Books against the bombs: How Ukrainians are using literature to fight back | Books

II’ve lived in Kyiv since Russia annexed Crimea in 2014 – and now I’m an internally displaced person again. After a Russian military plane was shot down outside my windows, my family and I were evacuated to a safer location in Lviv, western Ukraine. As editor of the Zaborona media, I spend days working from our temporary home, collecting evidence of the war.

Shortly before Russia invaded Ukraine, the coronavirus pandemic caused an unexpected cultural breakthrough in the country. Ukraine had one of the lowest vaccination rates in the world, and the Ukrainian Books Institute, a relatively new government agency, came up with the idea of ​​offering “culture vouchers” as a reward for vaccination against Covid. With each voucher of 1,000 hryvnia (around £25), you can buy tickets to a movie or concert, a gym membership or books. The majority of citizens spent more than a billion hryvnias on pounds.

Many Ukrainians weren’t in the habit of buying books before – studies suggest that the average Ukrainian only reads one book a year. But since Russia annexed Crimea and occupied part of Donbass in 2014, Ukrainian authorities have passed several laws regarding the books. One prohibited the import of books printed in Russia. Another required the media to publish in Ukrainian. Programs have been launched to support local writers and the translation of foreign authors into Ukrainian. This led to an increase in the development of Ukrainian publishing houses and the emergence of many new writers.

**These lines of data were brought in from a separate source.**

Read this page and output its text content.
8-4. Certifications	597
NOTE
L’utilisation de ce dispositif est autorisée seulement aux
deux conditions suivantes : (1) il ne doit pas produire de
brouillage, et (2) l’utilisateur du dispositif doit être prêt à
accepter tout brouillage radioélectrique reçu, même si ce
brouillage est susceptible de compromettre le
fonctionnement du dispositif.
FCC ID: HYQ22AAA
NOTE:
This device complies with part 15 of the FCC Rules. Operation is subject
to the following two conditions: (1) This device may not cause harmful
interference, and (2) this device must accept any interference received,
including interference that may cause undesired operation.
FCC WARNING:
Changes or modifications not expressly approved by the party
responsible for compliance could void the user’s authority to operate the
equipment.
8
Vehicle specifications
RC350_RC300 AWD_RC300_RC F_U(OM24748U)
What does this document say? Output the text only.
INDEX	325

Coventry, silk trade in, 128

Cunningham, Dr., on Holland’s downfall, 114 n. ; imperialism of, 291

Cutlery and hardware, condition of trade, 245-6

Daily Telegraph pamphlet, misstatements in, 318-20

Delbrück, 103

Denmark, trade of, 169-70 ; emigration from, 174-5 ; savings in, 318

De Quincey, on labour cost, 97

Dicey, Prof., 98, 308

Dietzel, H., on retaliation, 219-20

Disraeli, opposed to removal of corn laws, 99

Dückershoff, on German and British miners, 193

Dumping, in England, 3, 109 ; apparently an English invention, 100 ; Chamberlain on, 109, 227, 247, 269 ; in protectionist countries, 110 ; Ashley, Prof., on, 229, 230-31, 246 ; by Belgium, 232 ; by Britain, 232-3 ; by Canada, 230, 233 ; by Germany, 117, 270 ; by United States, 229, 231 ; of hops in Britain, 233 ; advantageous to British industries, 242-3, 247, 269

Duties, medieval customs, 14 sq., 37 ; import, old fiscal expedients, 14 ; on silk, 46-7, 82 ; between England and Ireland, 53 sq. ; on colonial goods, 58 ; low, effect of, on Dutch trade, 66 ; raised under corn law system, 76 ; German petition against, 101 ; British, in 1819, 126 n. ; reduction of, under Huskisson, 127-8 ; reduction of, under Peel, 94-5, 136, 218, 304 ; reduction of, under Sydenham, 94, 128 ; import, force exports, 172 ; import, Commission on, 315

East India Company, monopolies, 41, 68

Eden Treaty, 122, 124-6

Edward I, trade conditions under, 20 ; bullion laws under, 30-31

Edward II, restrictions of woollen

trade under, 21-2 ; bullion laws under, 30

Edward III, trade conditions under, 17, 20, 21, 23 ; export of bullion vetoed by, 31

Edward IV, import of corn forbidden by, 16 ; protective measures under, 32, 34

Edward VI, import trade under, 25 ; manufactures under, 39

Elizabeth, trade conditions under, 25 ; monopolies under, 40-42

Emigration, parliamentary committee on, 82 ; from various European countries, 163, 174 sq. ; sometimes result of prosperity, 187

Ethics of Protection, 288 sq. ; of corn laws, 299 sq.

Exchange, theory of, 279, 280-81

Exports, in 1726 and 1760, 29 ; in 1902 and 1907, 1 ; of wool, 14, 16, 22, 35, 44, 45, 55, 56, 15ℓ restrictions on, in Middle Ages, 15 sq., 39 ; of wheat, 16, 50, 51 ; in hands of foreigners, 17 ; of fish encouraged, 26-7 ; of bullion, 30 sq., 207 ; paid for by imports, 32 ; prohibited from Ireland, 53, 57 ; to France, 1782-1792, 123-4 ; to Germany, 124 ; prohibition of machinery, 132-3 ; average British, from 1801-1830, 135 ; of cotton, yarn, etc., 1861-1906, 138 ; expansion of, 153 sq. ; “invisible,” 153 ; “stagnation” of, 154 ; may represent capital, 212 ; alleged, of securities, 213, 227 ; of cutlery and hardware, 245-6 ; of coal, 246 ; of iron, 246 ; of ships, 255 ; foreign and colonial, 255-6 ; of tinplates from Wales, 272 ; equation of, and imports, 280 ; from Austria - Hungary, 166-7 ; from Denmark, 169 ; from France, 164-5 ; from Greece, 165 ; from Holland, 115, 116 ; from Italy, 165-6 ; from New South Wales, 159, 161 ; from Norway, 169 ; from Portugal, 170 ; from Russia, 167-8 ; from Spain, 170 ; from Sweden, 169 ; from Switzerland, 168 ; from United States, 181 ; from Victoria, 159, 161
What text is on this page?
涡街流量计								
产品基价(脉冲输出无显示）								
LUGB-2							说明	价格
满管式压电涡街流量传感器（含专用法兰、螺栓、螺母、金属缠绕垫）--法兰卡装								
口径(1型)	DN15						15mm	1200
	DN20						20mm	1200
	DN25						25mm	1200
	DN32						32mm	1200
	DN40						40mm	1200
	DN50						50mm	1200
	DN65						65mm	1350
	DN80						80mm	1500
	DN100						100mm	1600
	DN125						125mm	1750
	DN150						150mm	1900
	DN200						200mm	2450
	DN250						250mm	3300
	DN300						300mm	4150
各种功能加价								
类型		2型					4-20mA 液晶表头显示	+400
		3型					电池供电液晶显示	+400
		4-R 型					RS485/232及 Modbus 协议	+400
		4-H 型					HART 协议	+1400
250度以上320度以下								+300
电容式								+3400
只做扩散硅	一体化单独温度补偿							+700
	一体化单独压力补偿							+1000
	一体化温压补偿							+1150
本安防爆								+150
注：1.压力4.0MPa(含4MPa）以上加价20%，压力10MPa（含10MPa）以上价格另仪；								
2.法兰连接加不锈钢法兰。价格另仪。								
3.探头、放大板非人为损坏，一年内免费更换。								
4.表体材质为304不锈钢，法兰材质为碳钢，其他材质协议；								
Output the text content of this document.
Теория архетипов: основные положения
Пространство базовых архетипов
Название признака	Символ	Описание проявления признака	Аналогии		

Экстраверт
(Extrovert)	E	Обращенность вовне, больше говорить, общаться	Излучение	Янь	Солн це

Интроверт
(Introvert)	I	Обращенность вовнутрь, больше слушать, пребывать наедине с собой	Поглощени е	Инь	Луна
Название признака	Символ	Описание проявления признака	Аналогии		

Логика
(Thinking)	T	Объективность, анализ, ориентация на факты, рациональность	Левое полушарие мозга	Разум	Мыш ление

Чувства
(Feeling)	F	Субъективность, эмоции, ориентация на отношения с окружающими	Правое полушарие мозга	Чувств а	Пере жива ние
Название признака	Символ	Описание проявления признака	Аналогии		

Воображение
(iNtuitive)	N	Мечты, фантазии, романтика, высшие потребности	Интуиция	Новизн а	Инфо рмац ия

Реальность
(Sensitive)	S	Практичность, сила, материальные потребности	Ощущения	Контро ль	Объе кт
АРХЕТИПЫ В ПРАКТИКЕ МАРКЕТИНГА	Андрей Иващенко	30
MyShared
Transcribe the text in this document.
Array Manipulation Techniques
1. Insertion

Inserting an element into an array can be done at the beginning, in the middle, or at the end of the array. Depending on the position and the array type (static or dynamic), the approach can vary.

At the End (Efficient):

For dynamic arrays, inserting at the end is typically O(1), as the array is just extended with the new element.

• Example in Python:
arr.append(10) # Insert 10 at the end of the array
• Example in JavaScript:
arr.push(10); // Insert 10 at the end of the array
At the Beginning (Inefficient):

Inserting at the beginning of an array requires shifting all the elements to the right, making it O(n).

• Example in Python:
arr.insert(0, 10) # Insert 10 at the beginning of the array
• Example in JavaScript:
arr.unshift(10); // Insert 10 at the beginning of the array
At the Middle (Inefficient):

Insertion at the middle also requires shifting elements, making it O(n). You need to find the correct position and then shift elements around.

Ukrainian authors have already written about Putin’s attacks, in Gray Bees by Andrey Kurkov or The Orphanage by Serhiy Zhadan. But the country said goodbye to books on the first day of the Russian invasion. There is no time to read or write now – everyone is focused on protecting their loved ones. When, on February 24, Russia launched a large-scale attack, missiles flew not only at military infrastructure, as President Vladimir Putin claimed, but also at civilian homes. In cities all over Ukraine, the Russian army began destroying residential houses. Residents were forced to invent ways to protect themselves.

Urban researcher Lev Shevchenko photographed how his neighbors in Kiev’s residential district barricaded themselves with books. In the image, stacks of books line a window from top to bottom. They’re laid out mostly with the binding inside, so it’s hard to tell what most of them are. A single voluminous volume, works by Russian artist Ilya Glazunov, stands out. Ironically, this painter, who saw World War II as a teenager and witnessed the collapse of the Soviet Union, publicly supported the authoritarian policies of Vladimir Putin and painted paintings in praise of the ” greatness” of Russia. Today, the people of Kiev use a catalog of his paintings to defend themselves against air attacks by the Russian army.